Single Stream Recycling Will Be Available in all Residences by Oct. 1
Apartments and condos will have to decide to be a part of the program by end of the month
Single stream recycling will be available in nearly all residential properties in Baltimore County by Oct. 1.
The 237,000 single-family and townhomes that comprise the county have been given access to single stream pick-up once a week since Feb. 1. Apartments and condominiums will have to decide by the end of the month whether they want to participate in the program.
The catch is that if they opt out, the responsibility of trash collection will fall on the apartments and condos themselves. There are currently 81,000 multi-family units in the county.

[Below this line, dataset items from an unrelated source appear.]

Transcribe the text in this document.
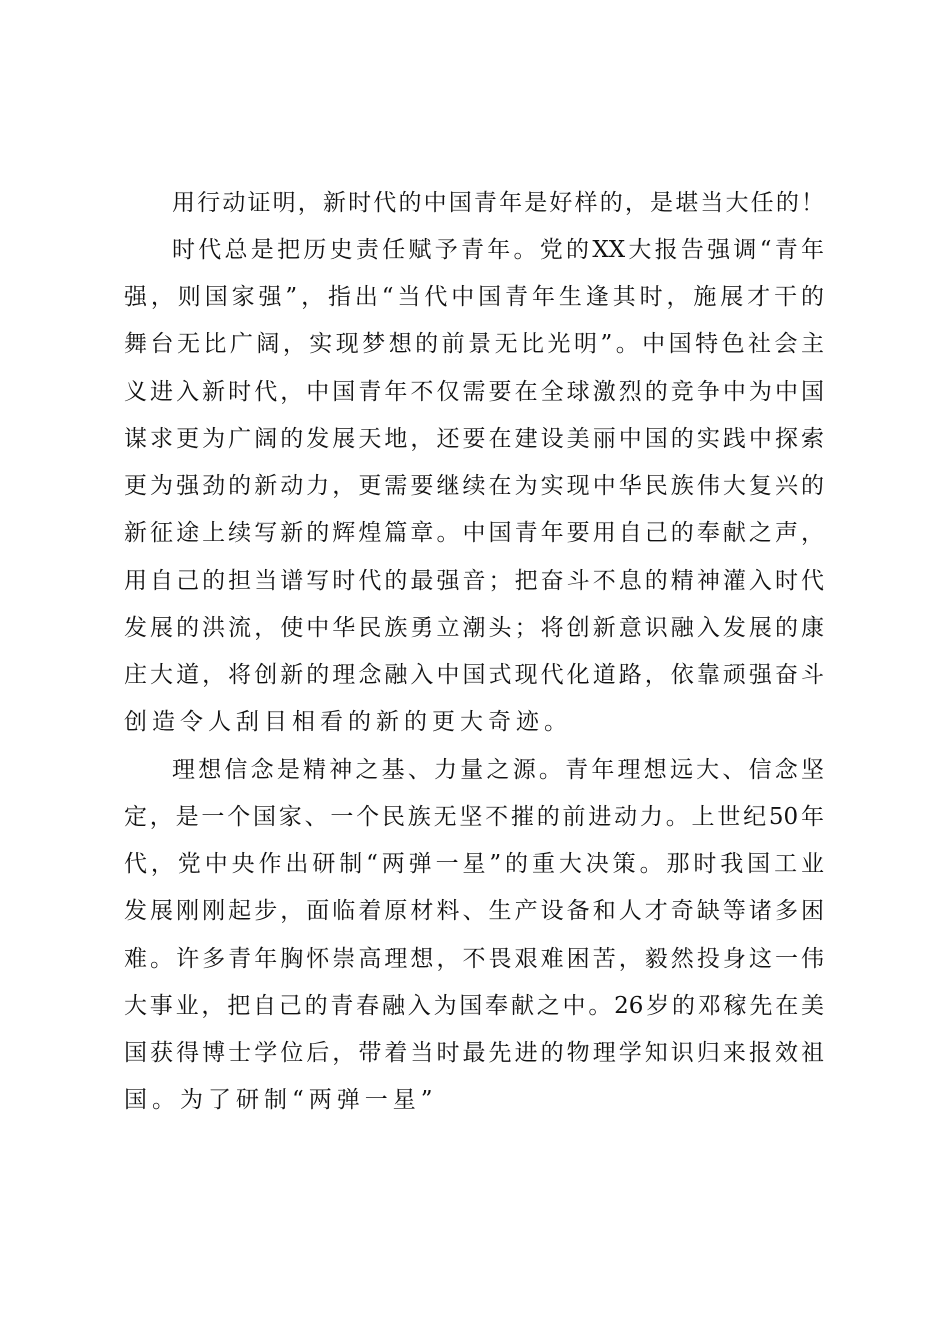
用行动证明，新时代的中国青年是好样的，是堪当大任的！
时代总是把历史责任赋予青年。党的XX大报告强调“青年
强，则国家强”，指出“当代中国青年生逢其时，施展才干的
舞台无比广阔，实现梦想的前景无比光明”。中国特色社会主
义进入新时代，中国青年不仅需要在全球激烈的竞争中为中国
谋求更为广阔的发展天地，还要在建设美丽中国的实践中探索
更为强劲的新动力，更需要继续在为实现中华民族伟大复兴的
新征途上续写新的辉煌篇章。中国青年要用自己的奉献之声，
用自己的担当谱写时代的最强音；把奋斗不息的精神灌入时代
发展的洪流，使中华民族勇立潮头；将创新意识融入发展的康
庄大道，将创新的理念融入中国式现代化道路，依靠顽强奋斗
创造令人刮目相看的新的更大奇迹。
理想信念是精神之基、力量之源。青年理想远大、信念坚
定，是一个国家、一个民族无坚不摧的前进动力。上世纪50年
代，党中央作出研制“两弹一星”的重大决策。那时我国工业
发展刚刚起步，面临着原材料、生产设备和人才奇缺等诸多困
难。许多青年胸怀崇高理想，不畏艰难困苦，毅然投身这一伟
大事业，把自己的青春融入为国奉献之中。26岁的邓稼先在美
国获得博士学位后，带着当时最先进的物理学知识归来报效祖
国。为了研制“两弹一星”
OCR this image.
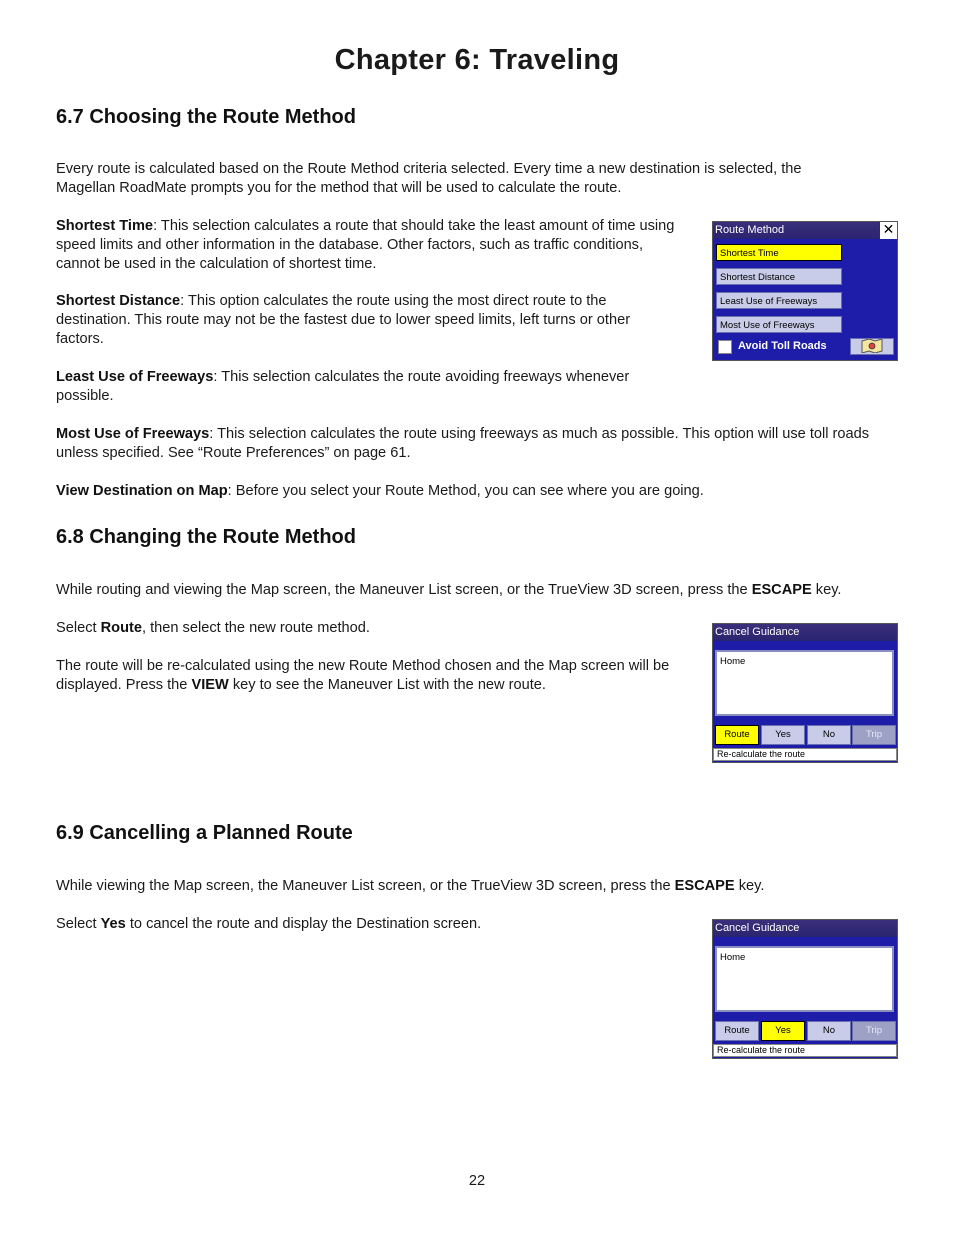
Chapter 6: Traveling
6.7 Choosing the Route Method
Every route is calculated based on the Route Method criteria selected. Every time a new destination is selected, the Magellan RoadMate prompts you for the method that will be used to calculate the route.
Shortest Time: This selection calculates a route that should take the least amount of time using speed limits and other information in the database. Other factors, such as traffic conditions, cannot be used in the calculation of shortest time.
Shortest Distance: This option calculates the route using the most direct route to the destination. This route may not be the fastest due to lower speed limits, left turns or other factors.
Least Use of Freeways: This selection calculates the route avoiding freeways whenever possible.
Most Use of Freeways: This selection calculates the route using freeways as much as possible. This option will use toll roads unless specified. See “Route Preferences” on page 61.
View Destination on Map: Before you select your Route Method, you can see where you are going.
Route Method	✕
Shortest Time
Shortest Distance
Least Use of Freeways
Most Use of Freeways
Avoid Toll Roads
6.8 Changing the Route Method
While routing and viewing the Map screen, the Maneuver List screen, or the TrueView 3D screen, press the ESCAPE key.
Select Route, then select the new route method.
The route will be re-calculated using the new Route Method chosen and the Map screen will be displayed. Press the VIEW key to see the Maneuver List with the new route.
Cancel Guidance
Home
Route	Yes	No	Trip
Re-calculate the route
6.9 Cancelling a Planned Route
While viewing the Map screen, the Maneuver List screen, or the TrueView 3D screen, press the ESCAPE key.
Select Yes to cancel the route and display the Destination screen.	Cancel Guidance
Home
Route	Yes	No	Trip
Re-calculate the route
22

Single stream recycling is a collection process in which recyclable materials like plastic, glass and paper can be mixed together.

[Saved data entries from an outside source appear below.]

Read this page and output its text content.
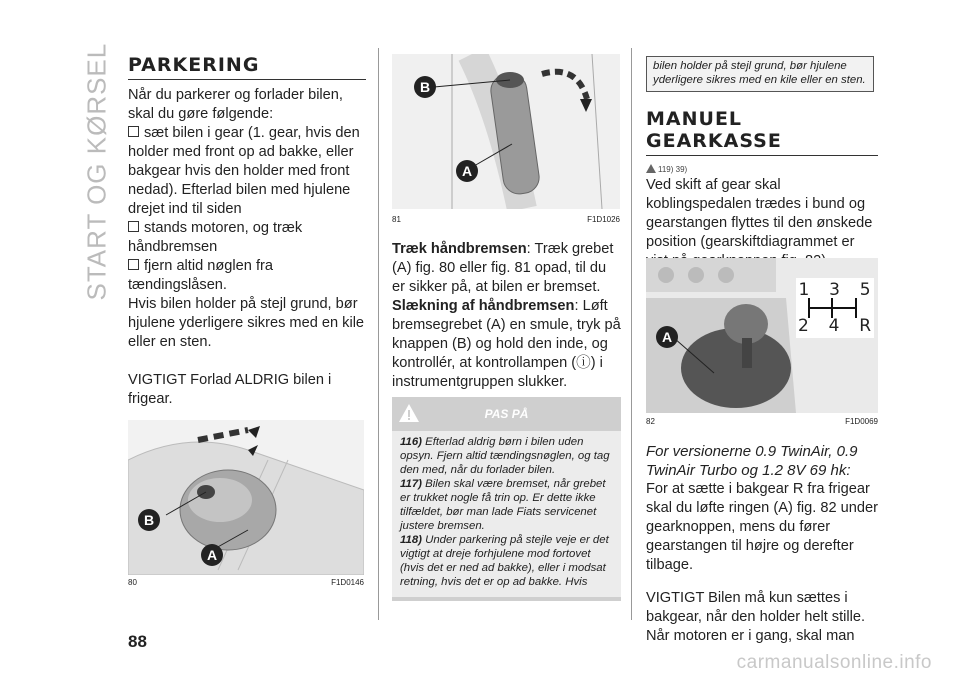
START OG KØRSEL PARKERING

Når du parkerer og forlader bilen, skal du gøre følgende:

sæt bilen i gear (1. gear, hvis den holder med front op ad bakke, eller bakgear hvis den holder med front nedad). Efterlad bilen med hjulene drejet ind til siden

stands motoren, og træk håndbremsen

fjern altid nøglen fra tændingslåsen.

Hvis bilen holder på stejl grund, bør hjulene yderligere sikres med en kile eller en sten.

VIGTIGT Forlad ALDRIG bilen i frigear.

B
A
80	F1D0146
B
A
81	F1D1026

Træk håndbremsen: Træk grebet (A) fig. 80 eller fig. 81 opad, til du er sikker på, at bilen er bremset.

Slækning af håndbremsen: Løft bremsegrebet (A) en smule, tryk på knappen (B) og hold den inde, og kontrollér, at kontrollampen (ⓘ) i instrumentgruppen slukker.

PAS PÅ
116) Efterlad aldrig børn i bilen uden opsyn. Fjern altid tændingsnøglen, og tag den med, når du forlader bilen.
117) Bilen skal være bremset, når grebet er trukket nogle få trin op. Er dette ikke tilfældet, bør man lade Fiats servicenet justere bremsen.
118) Under parkering på stejle veje er det vigtigt at dreje forhjulene mod fortovet (hvis det er ned ad bakke), eller i modsat retning, hvis det er op ad bakke. Hvis
bilen holder på stejl grund, bør hjulene yderligere sikres med en kile eller en sten.

MANUEL

GEARKASSE

119) 39)

Ved skift af gear skal koblingspedalen trædes i bund og gearstangen flyttes til den ønskede position (gearskiftdiagrammet er

1  3  5
2  4  R
A
82	F1D0069

For versionerne 0.9 TwinAir, 0.9 TwinAir Turbo og 1.2 8V 69 hk:

For at sætte i bakgear R fra frigear skal du løfte ringen (A) fig. 82 under gearknoppen, mens du fører gearstangen til højre og derefter tilbage.

VIGTIGT Bilen må kun sættes i bakgear, når den holder helt stille.

Når motoren er i gang, skal man

88
carmanualsonline.info
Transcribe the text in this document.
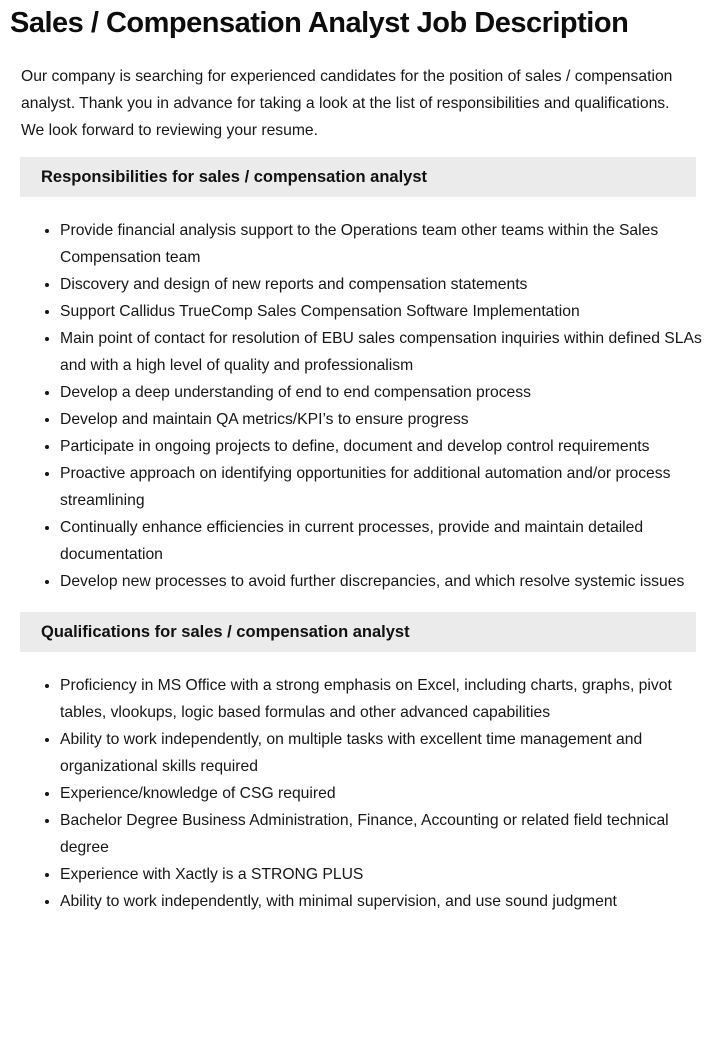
Sales / Compensation Analyst Job Description

Our company is searching for experienced candidates for the position of sales / compensation analyst. Thank you in advance for taking a look at the list of responsibilities and qualifications. We look forward to reviewing your resume.

Responsibilities for sales / compensation analyst
• Provide financial analysis support to the Operations team other teams within the Sales Compensation team
• Discovery and design of new reports and compensation statements
• Support Callidus TrueComp Sales Compensation Software Implementation
• Main point of contact for resolution of EBU sales compensation inquiries within defined SLAs and with a high level of quality and professionalism
• Develop a deep understanding of end to end compensation process
• Develop and maintain QA metrics/KPI’s to ensure progress
• Participate in ongoing projects to define, document and develop control requirements
• Proactive approach on identifying opportunities for additional automation and/or process streamlining
• Continually enhance efficiencies in current processes, provide and maintain detailed documentation
• Develop new processes to avoid further discrepancies, and which resolve systemic issues
Qualifications for sales / compensation analyst
• Proficiency in MS Office with a strong emphasis on Excel, including charts, graphs, pivot tables, vlookups, logic based formulas and other advanced capabilities
• Ability to work independently, on multiple tasks with excellent time management and organizational skills required
• Experience/knowledge of CSG required
• Bachelor Degree Business Administration, Finance, Accounting or related field technical degree
• Experience with Xactly is a STRONG PLUS
• Ability to work independently, with minimal supervision, and use sound judgment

Charlie Reighart, Baltimore County recycling and waste prevention manager, says that most apartments will sign-up because of two reasons: financial common sense and competitor influence.
Apartment complexes do not want to have to pay for an alternative trash collector, nor do they want to fall behind with what their competitors can offer tenants.

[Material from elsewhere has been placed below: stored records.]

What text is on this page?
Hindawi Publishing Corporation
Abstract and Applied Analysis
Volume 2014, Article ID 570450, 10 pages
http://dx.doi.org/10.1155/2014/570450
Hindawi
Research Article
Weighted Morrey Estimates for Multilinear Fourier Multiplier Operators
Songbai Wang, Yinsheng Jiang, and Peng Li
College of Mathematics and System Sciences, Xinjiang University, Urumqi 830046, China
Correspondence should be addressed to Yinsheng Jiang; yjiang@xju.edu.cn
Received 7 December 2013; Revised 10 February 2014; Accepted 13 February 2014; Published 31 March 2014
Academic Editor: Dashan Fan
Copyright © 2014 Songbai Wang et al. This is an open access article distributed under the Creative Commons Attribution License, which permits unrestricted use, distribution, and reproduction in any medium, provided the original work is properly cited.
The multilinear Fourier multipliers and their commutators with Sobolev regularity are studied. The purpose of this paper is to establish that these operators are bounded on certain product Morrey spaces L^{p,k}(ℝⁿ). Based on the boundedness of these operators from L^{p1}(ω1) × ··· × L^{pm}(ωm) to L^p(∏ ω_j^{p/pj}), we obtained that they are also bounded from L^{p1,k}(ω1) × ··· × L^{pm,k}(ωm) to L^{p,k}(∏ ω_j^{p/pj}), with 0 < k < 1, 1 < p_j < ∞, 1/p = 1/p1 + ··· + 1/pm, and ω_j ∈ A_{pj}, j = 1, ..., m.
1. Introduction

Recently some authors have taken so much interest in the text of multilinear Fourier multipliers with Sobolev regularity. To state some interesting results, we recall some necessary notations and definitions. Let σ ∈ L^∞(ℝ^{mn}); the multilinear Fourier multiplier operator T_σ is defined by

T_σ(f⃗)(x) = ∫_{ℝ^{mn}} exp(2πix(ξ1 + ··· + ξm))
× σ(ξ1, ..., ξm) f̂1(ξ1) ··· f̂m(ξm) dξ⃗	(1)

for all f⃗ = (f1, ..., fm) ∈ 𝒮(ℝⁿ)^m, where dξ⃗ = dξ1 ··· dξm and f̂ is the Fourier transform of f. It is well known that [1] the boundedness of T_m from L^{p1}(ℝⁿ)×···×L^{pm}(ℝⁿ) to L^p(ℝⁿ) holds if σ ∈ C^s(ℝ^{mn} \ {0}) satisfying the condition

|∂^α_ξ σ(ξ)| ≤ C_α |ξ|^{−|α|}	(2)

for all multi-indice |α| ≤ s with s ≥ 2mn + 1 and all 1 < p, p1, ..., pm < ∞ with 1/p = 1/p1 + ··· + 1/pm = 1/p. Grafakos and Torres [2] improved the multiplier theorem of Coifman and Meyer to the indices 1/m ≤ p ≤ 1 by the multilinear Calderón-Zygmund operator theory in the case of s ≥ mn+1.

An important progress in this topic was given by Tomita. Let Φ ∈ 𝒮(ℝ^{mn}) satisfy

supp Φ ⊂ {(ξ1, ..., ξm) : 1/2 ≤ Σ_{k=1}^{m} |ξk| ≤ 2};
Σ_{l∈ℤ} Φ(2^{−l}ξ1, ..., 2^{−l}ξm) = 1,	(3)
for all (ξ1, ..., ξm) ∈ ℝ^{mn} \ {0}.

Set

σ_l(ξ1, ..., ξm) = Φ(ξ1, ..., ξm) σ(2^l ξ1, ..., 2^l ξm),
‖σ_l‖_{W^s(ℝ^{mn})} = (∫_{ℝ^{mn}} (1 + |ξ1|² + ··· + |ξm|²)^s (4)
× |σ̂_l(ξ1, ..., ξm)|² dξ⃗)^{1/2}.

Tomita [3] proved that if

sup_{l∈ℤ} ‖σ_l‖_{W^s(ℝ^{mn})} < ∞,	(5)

"We will have made it very convenient for [apartments]," Reighart said. "Having said that, at this time it's not mandatory that individuals will participate. There's always room for improvement."
Since Feb. 1 the county has collected 26,017 tons of recyclable material, which is a 31 percent increase, according to Reighart. Baltimore County pays $55 per ton for trash disposal.
Last week, the Bureau of Solid Waste was honored with an Executive Citation for its recycling efforts.
"The whole county has seen a drop in trash and an upsweep in recycling," said Baltimore County spokeswoman Marjorie Hampson. "Our landfills are filling up and we're running out of space."